If Congress doesn't vote earmarks into law, and if the President doesn't sign earmarks into law why do they have the force of law?
The cynic in me is growing stronger as I think that this President, who I want to love as much as I loathed the last one, has vetoed only one bill. The IRS isn't practicing when it takes $18 billion in taxes to fund this. And the Congress critters who take these bribes only half-heartedly applauded this when the President brought it up. Does the devil make them do it? If the President is serious why didn't he publicly call for the Line Item Veto? The democrats can't hate him any more than they already do. What's the cost? Or is he not serious and this is just a throw away line to dupe rubes like me?

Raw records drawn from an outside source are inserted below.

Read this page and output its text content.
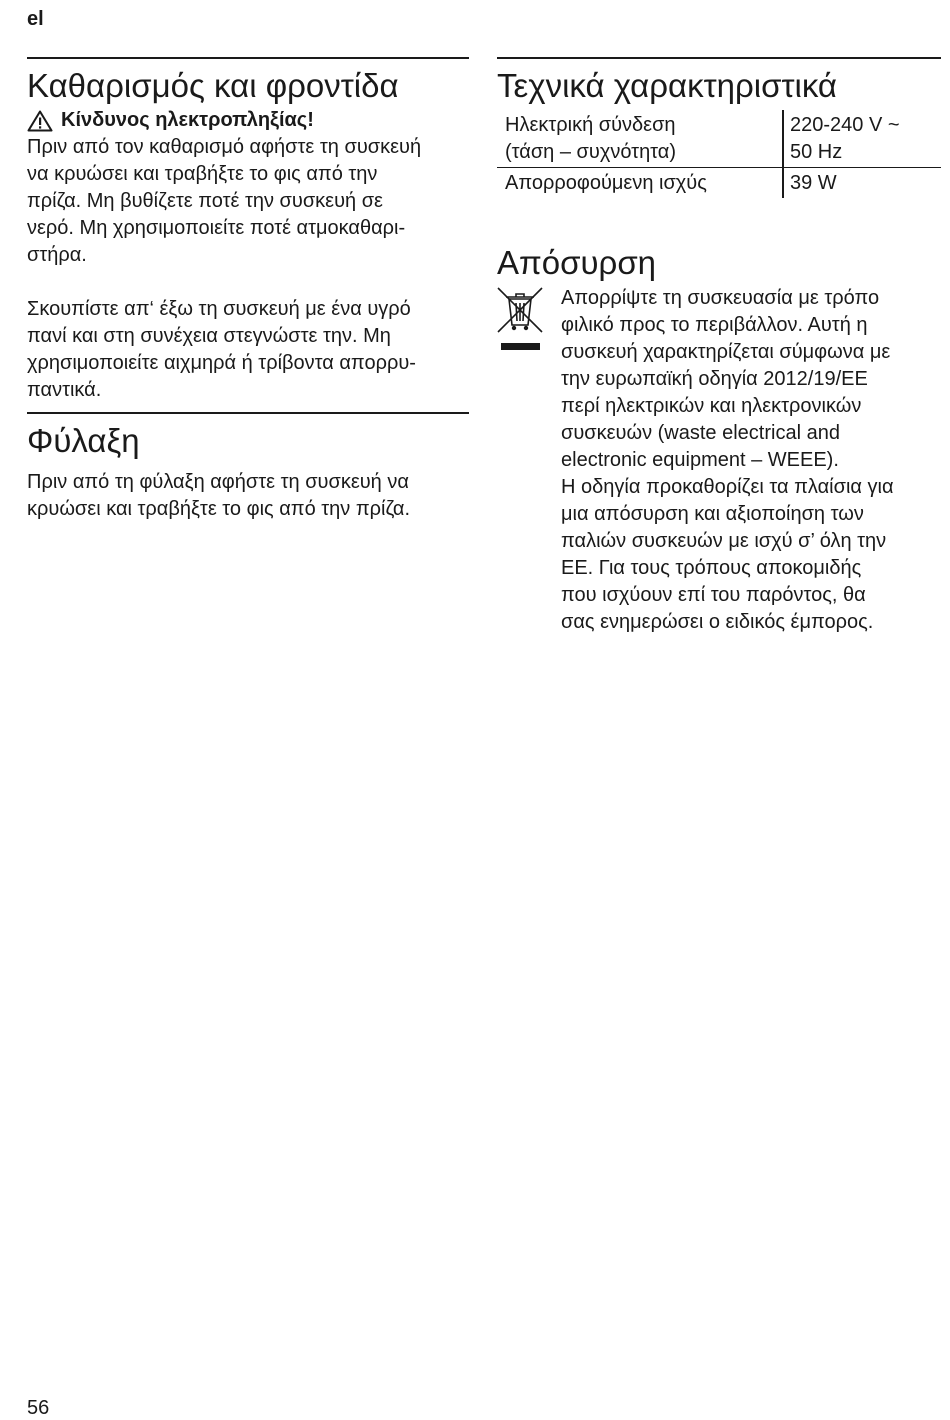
el
Καθαρισμός και φροντίδα
Κίνδυνος ηλεκτροπληξίας!
Πριν από τον καθαρισμό αφήστε τη συσκευή
να κρυώσει και τραβήξτε το φις από την
πρίζα. Μη βυθίζετε ποτέ την συσκευή σε
νερό. Μη χρησιμοποιείτε ποτέ ατμοκαθαρι-
στήρα.
Σκουπίστε απ‘ έξω τη συσκευή με ένα υγρό
πανί και στη συνέχεια στεγνώστε την. Μη
χρησιμοποιείτε αιχμηρά ή τρίβοντα απορρυ-
παντικά.
Φύλαξη
Πριν από τη φύλαξη αφήστε τη συσκευή να
κρυώσει και τραβήξτε το φις από την πρίζα.
Τεχνικά χαρακτηριστικά
Ηλεκτρική σύνδεση
(τάση – συχνότητα)
220-240 V ~
50 Hz
Απορροφούμενη ισχύς	39 W
Απόσυρση
Απορρίψτε τη συσκευασία με τρόπο
φιλικό προς το περιβάλλον. Αυτή η
συσκευή χαρακτηρίζεται σύμφωνα με
την ευρωπαϊκή οδηγία 2012/19/EE
περί ηλεκτρικών και ηλεκτρονικών
συσκευών (waste electrical and
electronic equipment – WEEE).
Η οδηγία προκαθορίζει τα πλαίσια για
μια απόσυρση και αξιοποίηση των
παλιών συσκευών με ισχύ σ’ όλη την
ΕΕ. Για τους τρόπους αποκομιδής
που ισχύουν επί του παρόντος, θα
σας ενημερώσει ο ειδικός έμπορος.
56
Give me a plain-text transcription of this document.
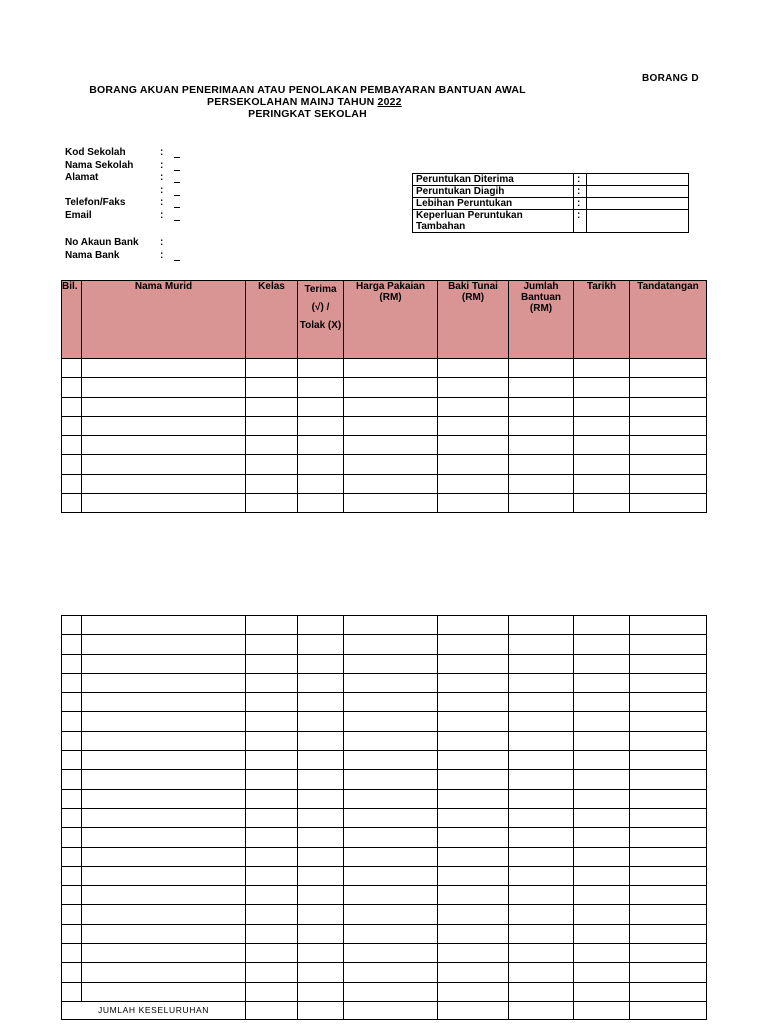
BORANG D
BORANG AKUAN PENERIMAAN ATAU PENOLAKAN PEMBAYARAN BANTUAN AWAL
PERSEKOLAHAN MAINJ TAHUN 2022
PERINGKAT SEKOLAH
Kod Sekolah	:
Nama Sekolah	:
Alamat	:
:
Telefon/Faks	:
Email	:
No Akaun Bank :
Nama Bank	:
Peruntukan Diterima	:	
Peruntukan Diagih	:	
Lebihan Peruntukan	:	
Keperluan Peruntukan Tambahan	:	
Bil.	Nama Murid	Kelas	Terima (√) / Tolak (X)	Harga Pakaian (RM)	Baki Tunai (RM)	Jumlah Bantuan (RM)	Tarikh	Tandatangan

JUMLAH KESELURUHAN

Why bring it up? The 2005 earmarks he referenced happened under Republican control of the House and Senate and the Dems largely ran their campaign on it and were able to regain control largely because of it. If earmarks are bad why only cut them by half?
HELP! Please explain the strategery in this one to me.
Regards,
TS
President Bush HAS repeatedly asked for a line item veto in the past. He's never been given one and perhaps he felt that tonight's speech was neither the time nor the place to ask for it, yet again.
The Dems ran most of their '06 campaigns on "CORRUPTION", neglecting, of course, to allow a mention of their collective own to ever be raised. You know WHO cares about earmarks, don't you? WE DO! The general public is far more interested in hearing about mostly falsified, lurid tales of homosexual sex, that never happened and/or being beaten over the head with the word MACACA, which nobody had ever heard of before.
Your questions are apt, but I notice you're not getting much of a response. Maybe it's because the answers are self-evident, and they're too painful for Republicans to think about.
By the way, the Republican candidate for Congress in my district, running for an open seat, won by campaigning vigorously against earmarks. Fortunately, he has a long legislative record that gives a man great confidence in his fortitude in voting against such crimes against the taxpayer now that he's on the Hill.
As long as we can keep electing folks like him, maybe there's hope yet. In the final analysis, that's the only answer to our dilemma.
Again, thanks for a good post.
This was the first I've heard of it. I was under the impression that earmarks were inserted into appropriations bills at the last minute, thereby denying the opportunity for debate. I've never heard that they're not voted into law.